Health IT, Startups

Startup’s new approach to health IT cybersecurity succeeds on Kickstarter

Secure Exchange of Encrypted Data (SEED) Protocol met its Kickstarter goal in one day.

SEED protocol demo

An Ohio consultant thinks he has come up with the answer to two of health IT’s most vexing problems: cybersecurity threats and physician disdain for electronic health records. The early response to a crowdfunding effort suggests he may be on to something.

Tom Reid, CEO and lead inventor of Secure Exchange of Encrypted Data (SEED) Protocol, described his creation as “part IT project and part social movement.”

Though he has been working on SEED Protocol since 2011 and earned two patents for the technology this summer, Reid launched a Kickstarter campaign last week. The 28-day campaign met the $30,000 goal the first day.

“Kickstarter is mostly to raise awareness,” explained Reid. He said that Athens, Ohio-based SEED Protocol has other funding sources.

The technology employs three methods to ward off malicious attacks: Decryption keys, user identification and file encryption. Each file or record gets chopped into three pieces and sent to either a hardware “key master,” a user registry or a cloud-based lockbox. “Hacking any one of the computers does not compromise your data,” Reid said in a video on the Kickstarter page.

The key master generates unique decryption key for each person’s data.

In healthcare, Reid envisions physician practices encrypting each patient’s record with a unique lock. Patients would have control of the keys.

Reid admits the distributed, interlocking design of the technology is “unorthodox,” and said CIOs might question the strategy of giving away the decryption key to each user. “The interlocking mechanism is not a risk, actually,” Reid said. It allows customers to personalize detection of anomalies on their networks, and hackers would have to break down all three elements to compromise records, he explained.

SEED Protocol is not a health IT company per se, but Reid said the idea came from discussions he had with a hospital CEO who was concerned about handing over entire records to competitors via a health information exchange in southern Ohio. The CIO at that same hospital had been looking for a better way to store patient data in the cloud, and SEED Protocol was born.

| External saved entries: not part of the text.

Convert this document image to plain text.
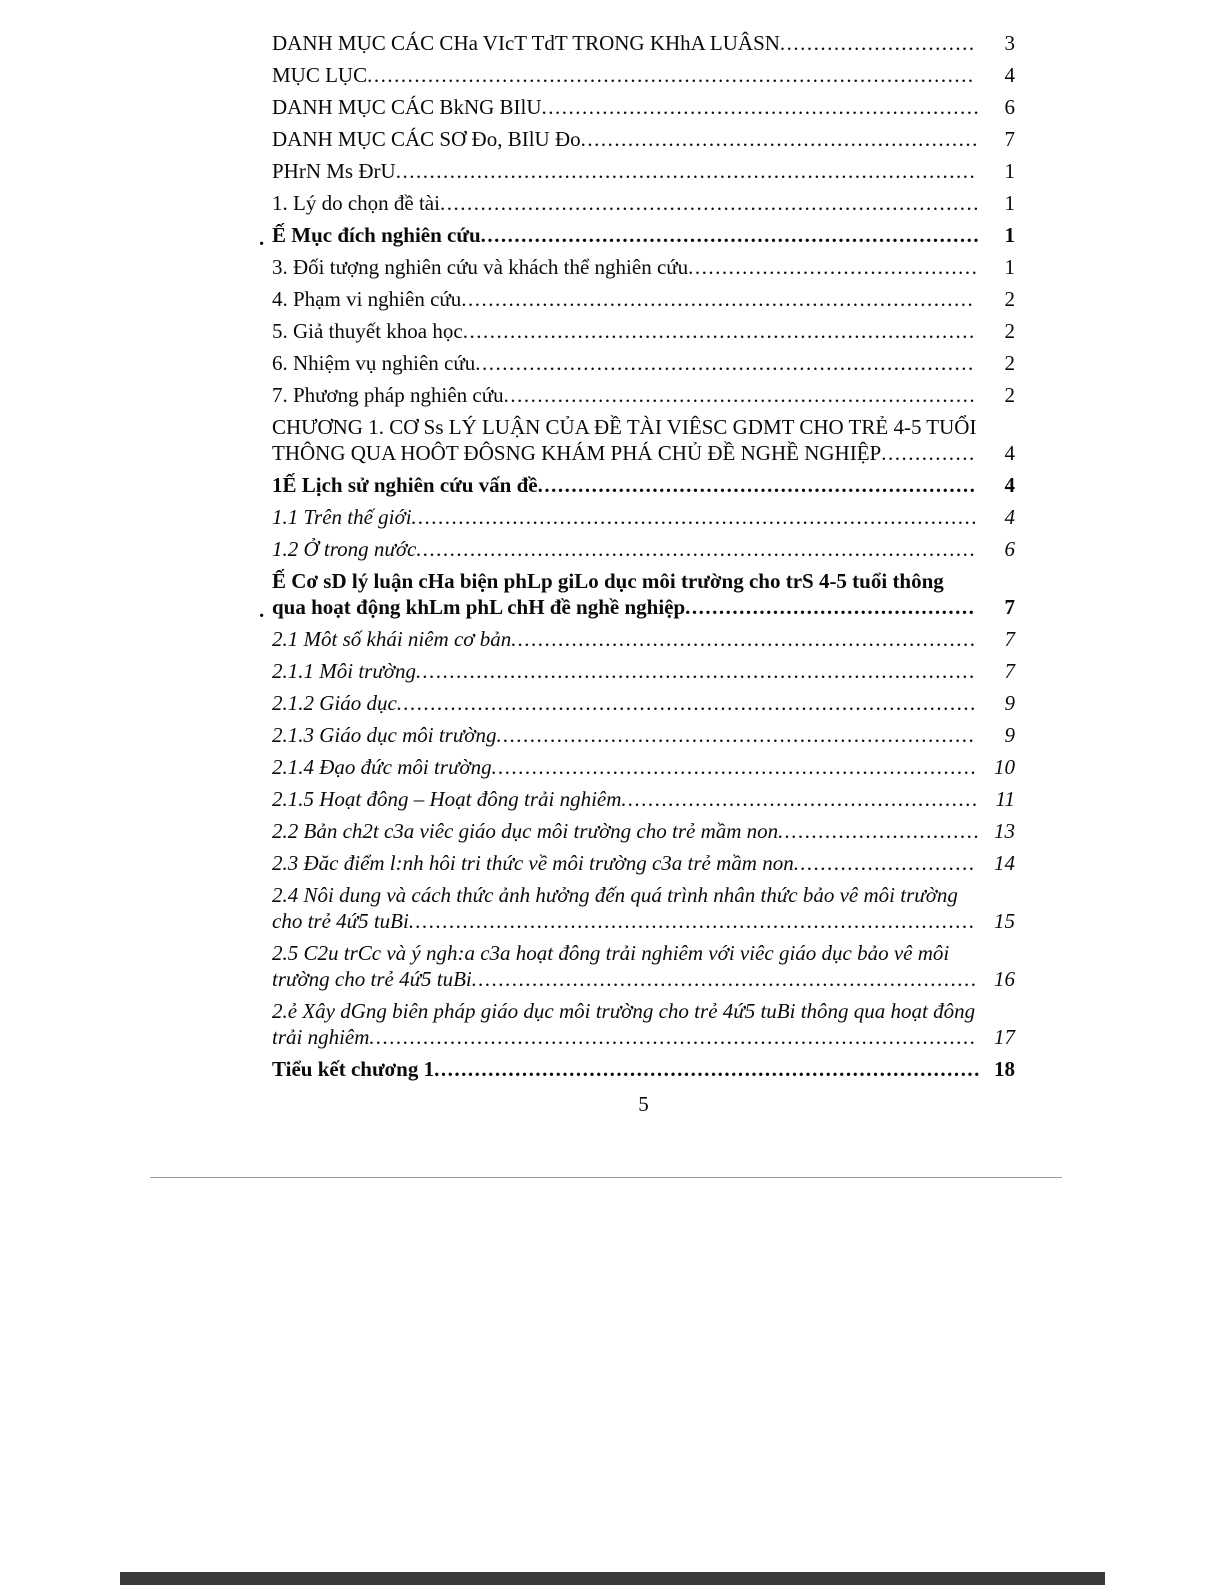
DANH MỤC CÁC CHa VIcT TdT TRONG KHhA LUÂSN............................. 3
MỤC LỤC.......................................................................................... 4
DANH MỤC CÁC BkNG BIlU................................................................. 6
DANH MỤC CÁC SƠ Đo, BIlU Đo........................................................... 7
PHrN Ms ĐrU...................................................................................... 1
1. Lý do chọn đề tài................................................................................ 1
. Ế Mục đích nghiên cứu.......................................................................... 1
3. Đối tượng nghiên cứu và khách thể nghiên cứu........................................... 1
4. Phạm vi nghiên cứu............................................................................ 2
5. Giả thuyết khoa học............................................................................ 2
6. Nhiệm vụ nghiên cứu.......................................................................... 2
7. Phương pháp nghiên cứu...................................................................... 2
CHƯƠNG 1. CƠ Ss LÝ LUẬN CỦA ĐỀ TÀI VIÊSC GDMT CHO TRẺ 4-5 TUỔI THÔNG QUA HOÔT ĐÔSNG KHÁM PHÁ CHỦ ĐỀ NGHỀ NGHIỆP.............. 4
1Ế Lịch sử nghiên cứu vấn đề................................................................. 4
1.1 Trên thế giới.................................................................................... 4
1.2 Ở trong nước................................................................................... 6
.
Ế Cơ sD lý luận cHa biện phLp giLo dục môi trường cho trS 4-5 tuổi thông qua hoạt động khLm phL chH đề nghề nghiệp........................................... 7
2.1 Môt số khái niêm cơ bản..................................................................... 7
2.1.1 Môi trường................................................................................... 7
2.1.2 Giáo dục...................................................................................... 9
2.1.3 Giáo dục môi trường....................................................................... 9
2.1.4 Đạo đức môi trường........................................................................ 10
2.1.5 Hoạt đông – Hoạt đông trải nghiêm..................................................... 11
2.2 Bản ch2t c3a viêc giáo dục môi trường cho trẻ mầm non.............................. 13
2.3 Đăc điểm l:nh hôi tri thức về môi trường c3a trẻ mầm non........................... 14
2.4 Nôi dung và cách thức ảnh hưởng đến quá trình nhân thức bảo vê môi trường cho trẻ 4ứ5 tuBi.................................................................................... 15
2.5 C2u trCc và ý ngh:a c3a hoạt đông trải nghiêm với viêc giáo dục bảo vê môi trường cho trẻ 4ứ5 tuBi........................................................................... 16
2.ẻ Xây dGng biên pháp giáo dục môi trường cho trẻ 4ứ5 tuBi thông qua hoạt đông trải nghiêm.......................................................................................... 17
Tiểu kết chương 1................................................................................. 18
5
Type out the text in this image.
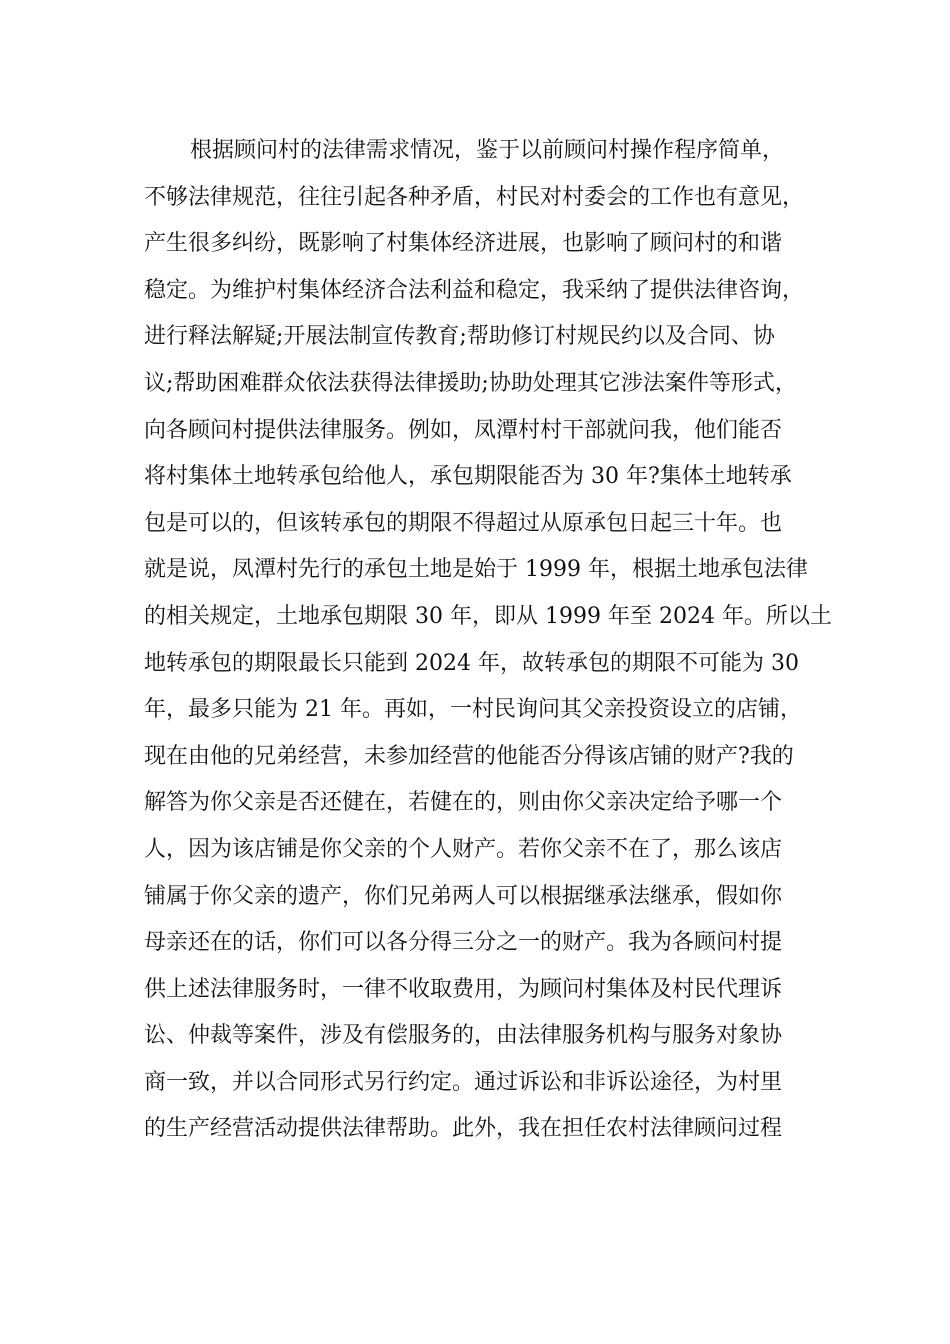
根据顾问村的法律需求情况，鉴于以前顾问村操作程序简单，
不够法律规范，往往引起各种矛盾，村民对村委会的工作也有意见，
产生很多纠纷，既影响了村集体经济进展，也影响了顾问村的和谐
稳定。为维护村集体经济合法利益和稳定，我采纳了提供法律咨询，
进行释法解疑;开展法制宣传教育;帮助修订村规民约以及合同、协
议;帮助困难群众依法获得法律援助;协助处理其它涉法案件等形式，
向各顾问村提供法律服务。例如，凤潭村村干部就问我，他们能否
将村集体土地转承包给他人，承包期限能否为 30 年?集体土地转承
包是可以的，但该转承包的期限不得超过从原承包日起三十年。也
就是说，凤潭村先行的承包土地是始于 1999 年，根据土地承包法律
的相关规定，土地承包期限 30 年，即从 1999 年至 2024 年。所以土
地转承包的期限最长只能到 2024 年，故转承包的期限不可能为 30
年，最多只能为 21 年。再如，一村民询问其父亲投资设立的店铺，
现在由他的兄弟经营，未参加经营的他能否分得该店铺的财产?我的
解答为你父亲是否还健在，若健在的，则由你父亲决定给予哪一个
人，因为该店铺是你父亲的个人财产。若你父亲不在了，那么该店
铺属于你父亲的遗产，你们兄弟两人可以根据继承法继承，假如你
母亲还在的话，你们可以各分得三分之一的财产。我为各顾问村提
供上述法律服务时，一律不收取费用，为顾问村集体及村民代理诉
讼、仲裁等案件，涉及有偿服务的，由法律服务机构与服务对象协
商一致，并以合同形式另行约定。通过诉讼和非诉讼途径，为村里
的生产经营活动提供法律帮助。此外，我在担任农村法律顾问过程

“Healthcare is our first industry,” Reid said. “What we would really like to do is build [the cybersecurity protocol] into the electronic health record.”

While it may take a while to get the big EHR vendors interested in a cybersecurity protocol from a startup, Reid is optimistic that he can get the attention healthcare providers, who see security as just another headache associated with health IT. “Healthcare is the only industry where information technology is, across the board, decreasing productivity rather than increasing it,” Reid said.

SEED Protocol will have its first deployment in January, Reid said.